O problema central dessa corrida, contudo, não está apenas na competição entre empresas ou na luta por domínio geopolítico, mas na falta de um debate sério sobre regulação, impactos sociais e governança da IA.
- Quem controla essa tecnologia?
- Como evitar que sistemas de IA sejam usados para reforçar desigualdades, vigilância e desinformação?
- Como garantir que o desenvolvimento da IA não fique concentrado nas mãos de poucos atores poderosos?
Atualmente, a IA é desenvolvida e controlada por um pequeno grupo de corporações e Estados, que priorizam seus próprios interesses em detrimento de uma regulação global robusta. O caso da DeepSeek expõe essa realidade: enquanto seu código aberto pode ser visto como um avanço na acessibilidade da IA, sua censura ideológica e alinhamento com os interesses do Partido Comunista Chinês mostram que o verdadeiro controle dessa tecnologia continua nas mãos dos mais poderosos.

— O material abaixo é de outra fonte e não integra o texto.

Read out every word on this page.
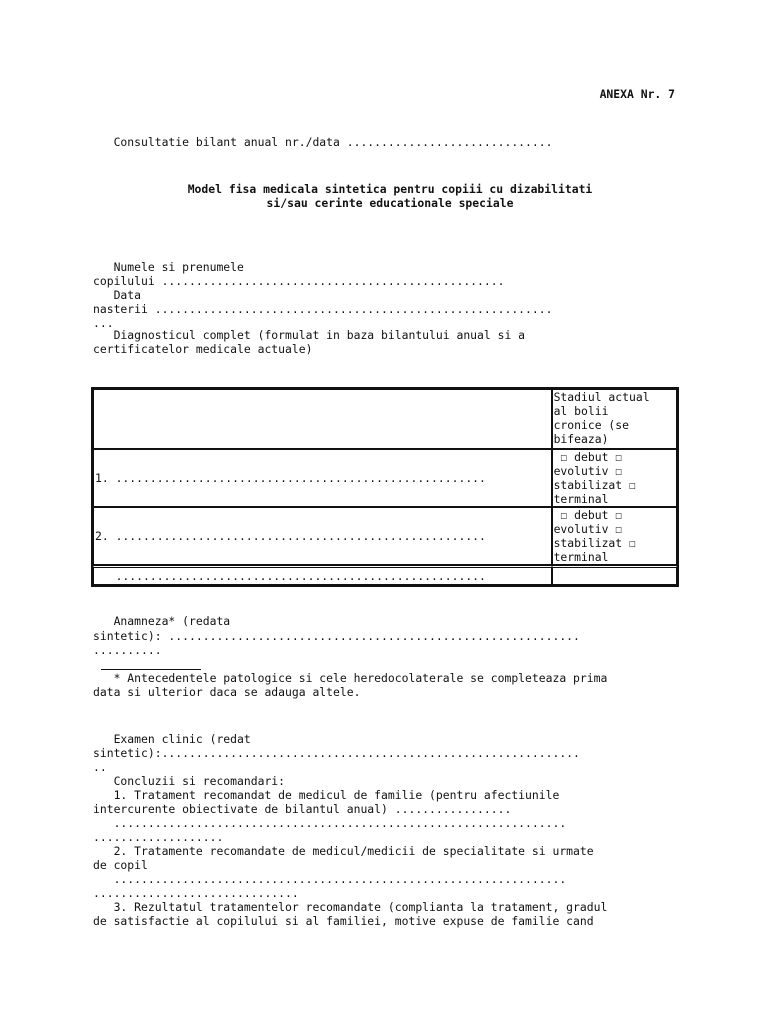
ANEXA Nr. 7
Consultatie bilant anual nr./data ..............................
Model fisa medicala sintetica pentru copiii cu dizabilitati
si/sau cerinte educationale speciale
Numele si prenumele
copilului ..................................................
Data
nasterii ..........................................................
...
Diagnosticul complet (formulat in baza bilantului anual si a
certificatelor medicale actuale)
	Stadiul actual
al bolii
cronice (se
bifeaza)
1. ......................................................	☐ debut ☐
evolutiv ☐
stabilizat ☐
terminal
2. ......................................................	☐ debut ☐
evolutiv ☐
stabilizat ☐
terminal
......................................................	
Anamneza* (redata
sintetic): ............................................................
..........
* Antecedentele patologice si cele heredocolaterale se completeaza prima
data si ulterior daca se adauga altele.
Examen clinic (redat
sintetic):.............................................................
..
Concluzii si recomandari:
1. Tratament recomandat de medicul de familie (pentru afectiunile
intercurente obiectivate de bilantul anual) .................
..................................................................
...................
2. Tratamente recomandate de medicul/medicii de specialitate si urmate
de copil
..................................................................
..............................
3. Rezultatul tratamentelor recomandate (complianta la tratament, gradul
de satisfactie al copilului si al familiei, motive expuse de familie cand
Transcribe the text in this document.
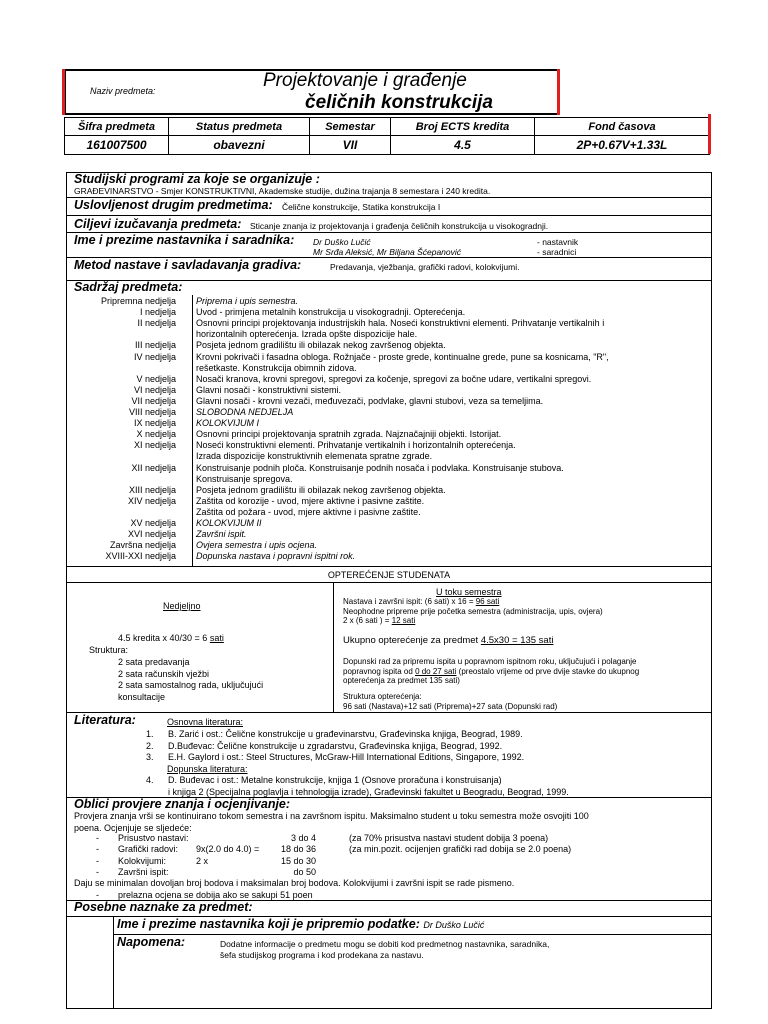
Naziv predmeta:	Projektovanje i građenje
čeličnih konstrukcija
Šifra predmeta	Status predmeta	Semestar	Broj ECTS kredita	Fond časova
161007500	obavezni	VII	4.5	2P+0.67V+1.33L
Studijski programi za koje se organizuje :
GRAĐEVINARSTVO - Smjer KONSTRUKTIVNI, Akademske studije, dužina trajanja 8 semestara i 240 kredita.
Uslovljenost drugim predmetima: Čelične konstrukcije, Statika konstrukcija I
Ciljevi izučavanja predmeta: Sticanje znanja iz projektovanja i građenja čeličnih konstrukcija u visokogradnji.
Ime i prezime nastavnika i saradnika: Dr Duško Lučić	- nastavnik
Mr Srđa Aleksić, Mr Biljana Šćepanović	- saradnici
Metod nastave i savladavanja gradiva:	Predavanja, vježbanja, grafički radovi, kolokvijumi.
Sadržaj predmeta:
Pripremna nedjelja Priprema i upis semestra.
I nedjelja Uvod - primjena metalnih konstrukcija u visokogradnji. Opterećenja.
II nedjelja Osnovni principi projektovanja industrijskih hala. Noseći konstruktivni elementi. Prihvatanje vertikalnih i
horizontalnih opterećenja. Izrada opšte dispozicije hale.
III nedjelja Posjeta jednom gradilištu ili obilazak nekog završenog objekta.
IV nedjelja Krovni pokrivači i fasadna obloga. Rožnjače - proste grede, kontinualne grede, pune sa kosnicama, "R",
rešetkaste. Konstrukcija obimnih zidova.
V nedjelja Nosači kranova, krovni spregovi, spregovi za kočenje, spregovi za bočne udare, vertikalni spregovi.
VI nedjelja Glavni nosači - konstruktivni sistemi.
VII nedjelja Glavni nosači - krovni vezači, međuvezači, podvlake, glavni stubovi, veza sa temeljima.
VIII nedjelja SLOBODNA NEDJELJA
IX nedjelja KOLOKVIJUM I
X nedjelja Osnovni principi projektovanja spratnih zgrada. Najznačajniji objekti. Istorijat.
XI nedjelja Noseći konstruktivni elementi. Prihvatanje vertikalnih i horizontalnih opterećenja.
Izrada dispozicije konstruktivnih elemenata spratne zgrade.
XII nedjelja Konstruisanje podnih ploča. Konstruisanje podnih nosača i podvlaka. Konstruisanje stubova.
Konstruisanje spregova.
XIII nedjelja Posjeta jednom gradilištu ili obilazak nekog završenog objekta.
XIV nedjelja Zaštita od korozije - uvod, mjere aktivne i pasivne zaštite.
Zaštita od požara - uvod, mjere aktivne i pasivne zaštite.
XV nedjelja KOLOKVIJUM II
XVI nedjelja Završni ispit.
Završna nedjelja Ovjera semestra i upis ocjena.
XVIII-XXI nedjelja Dopunska nastava i popravni ispitni rok.
OPTEREĆENJE STUDENATA
Nedjeljno
4.5 kredita x 40/30 = 6 sati
Struktura:
2 sata predavanja
2 sata računskih vježbi
2 sata samostalnog rada, uključujući
konsultacije
U toku semestra
Nastava i završni ispit: (6 sati) x 16 = 96 sati
Neophodne pripreme prije početka semestra (administracija, upis, ovjera)
2 x (6 sati ) = 12 sati
Ukupno opterećenje za predmet 4.5x30 = 135 sati
Dopunski rad za pripremu ispita u popravnom ispitnom roku, uključujući i polaganje
popravnog ispita od 0 do 27 sati (preostalo vrijeme od prve dvije stavke do ukupnog
opterećenja za predmet 135 sati)
Struktura opterećenja:
96 sati (Nastava)+12 sati (Priprema)+27 sata (Dopunski rad)
Literatura:	Osnovna literatura:
1. B. Zarić i ost.: Čelične konstrukcije u građevinarstvu, Građevinska knjiga, Beograd, 1989.
2. D.Buđevac: Čelične konstrukcije u zgradarstvu, Građevinska knjiga, Beograd, 1992.
3. E.H. Gaylord i ost.: Steel Structures, McGraw-Hill International Editions, Singapore, 1992.
Dopunska literatura:
4. D. Buđevac i ost.: Metalne konstrukcije, knjiga 1 (Osnove proračuna i konstruisanja)
i knjiga 2 (Specijalna poglavlja i tehnologija izrade), Građevinski fakultet u Beogradu, Beograd, 1999.
Oblici provjere znanja i ocjenjivanje:
Provjera znanja vrši se kontinuirano tokom semestra i na završnom ispitu. Maksimalno student u toku semestra može osvojiti 100
poena. Ocjenjuje se sljedeće:
- Prisustvo nastavi:	3 do 4	(za 70% prisustva nastavi student dobija 3 poena)
- Grafički radovi: 9x(2.0 do 4.0) =	18 do 36	(za min.pozit. ocijenjen grafički rad dobija se 2.0 poena)
- Kolokvijumi:	2 x	15 do 30
- Završni ispit:	do 50
Daju se minimalan dovoljan broj bodova i maksimalan broj bodova. Kolokvijumi i završni ispit se rade pismeno.
- prelazna ocjena se dobija ako se sakupi 51 poen
Posebne naznake za predmet:
Ime i prezime nastavnika koji je pripremio podatke: Dr Duško Lučić
Napomena:	Dodatne informacije o predmetu mogu se dobiti kod predmetnog nastavnika, saradnika,
šefa studijskog programa i kod prodekana za nastavu.
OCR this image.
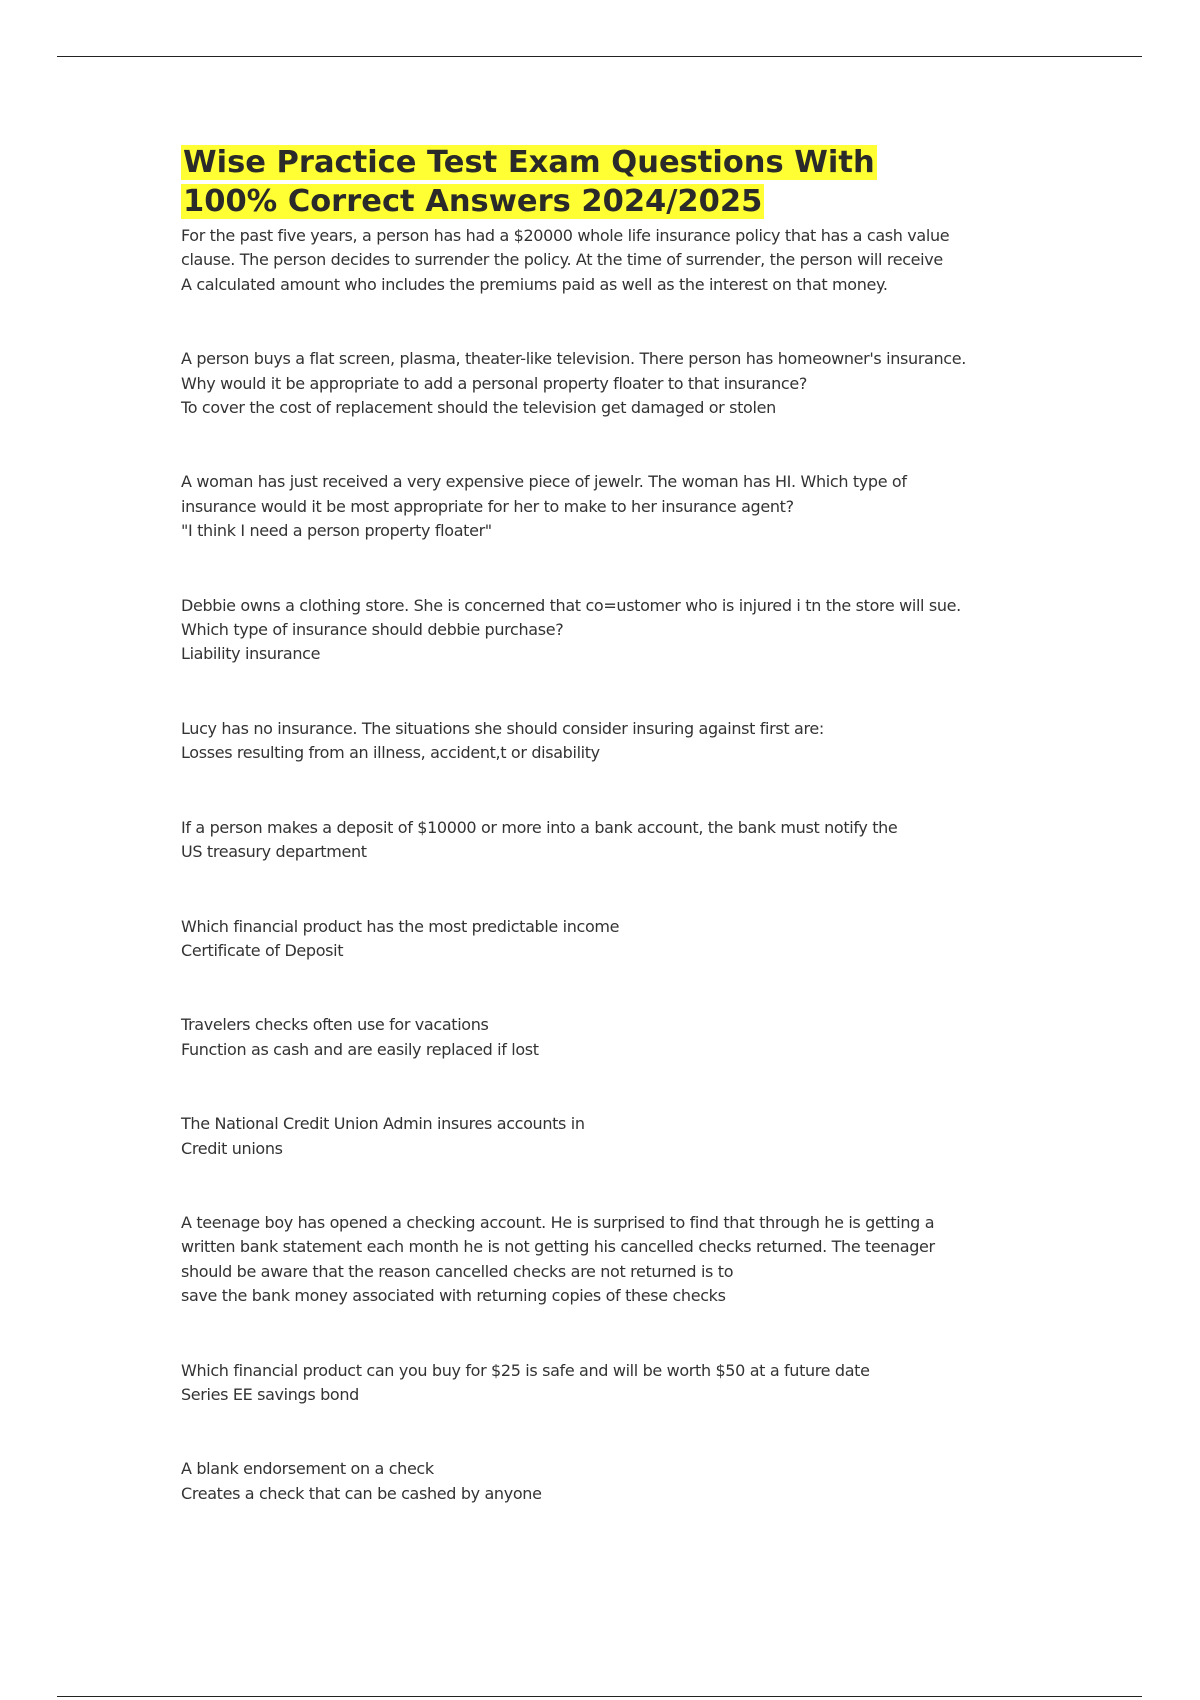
Wise Practice Test Exam Questions With 100% Correct Answers 2024/2025

For the past five years, a person has had a $20000 whole life insurance policy that has a cash value

clause. The person decides to surrender the policy. At the time of surrender, the person will receive

A calculated amount who includes the premiums paid as well as the interest on that money.

A person buys a flat screen, plasma, theater-like television. There person has homeowner's insurance.

Why would it be appropriate to add a personal property floater to that insurance?

To cover the cost of replacement should the television get damaged or stolen

A woman has just received a very expensive piece of jewelr. The woman has HI. Which type of

insurance would it be most appropriate for her to make to her insurance agent?

"I think I need a person property floater"

Debbie owns a clothing store. She is concerned that co=ustomer who is injured i tn the store will sue.

Which type of insurance should debbie purchase?

Liability insurance

Lucy has no insurance. The situations she should consider insuring against first are:

Losses resulting from an illness, accident,t or disability

If a person makes a deposit of $10000 or more into a bank account, the bank must notify the

US treasury department

Which financial product has the most predictable income

Certificate of Deposit

Travelers checks often use for vacations

Function as cash and are easily replaced if lost

The National Credit Union Admin insures accounts in

Credit unions

A teenage boy has opened a checking account. He is surprised to find that through he is getting a

written bank statement each month he is not getting his cancelled checks returned. The teenager

should be aware that the reason cancelled checks are not returned is to

save the bank money associated with returning copies of these checks

Which financial product can you buy for $25 is safe and will be worth $50 at a future date

Series EE savings bond

A blank endorsement on a check

Creates a check that can be cashed by anyone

A IA como ferramenta de poder, não de democratização
O discurso de que a IA pode ser um agente democratizador da informação se desmancha diante do contexto global. A disputa não se trata da criação de uma IA mais ética e inclusiva, mas sim do controle sobre quem define as regras do jogo.
No fim, estamos testemunhando uma batalha entre gigantes, onde os impactos da IA na sociedade tornam-se secundários. Enquanto governos e corporações disputam a hegemonia tecnológica, o mundo ainda carece de uma regulamentação eficiente, pautada na transparência, no respeito aos direitos humanos e na mitigação dos danos que essa tecnologia pode causar.
Se há algo a aprender com o avanço da DeepSeek, não é apenas sua capacidade de inovação ou a velocidade com que abalou o Vale do Silício. O verdadeiro alerta é que, sem um debate global e políticas sólidas de governança, a IA continuará sendo um instrumento de poder nas mãos de poucos, reforçando os interesses dos mais fortes.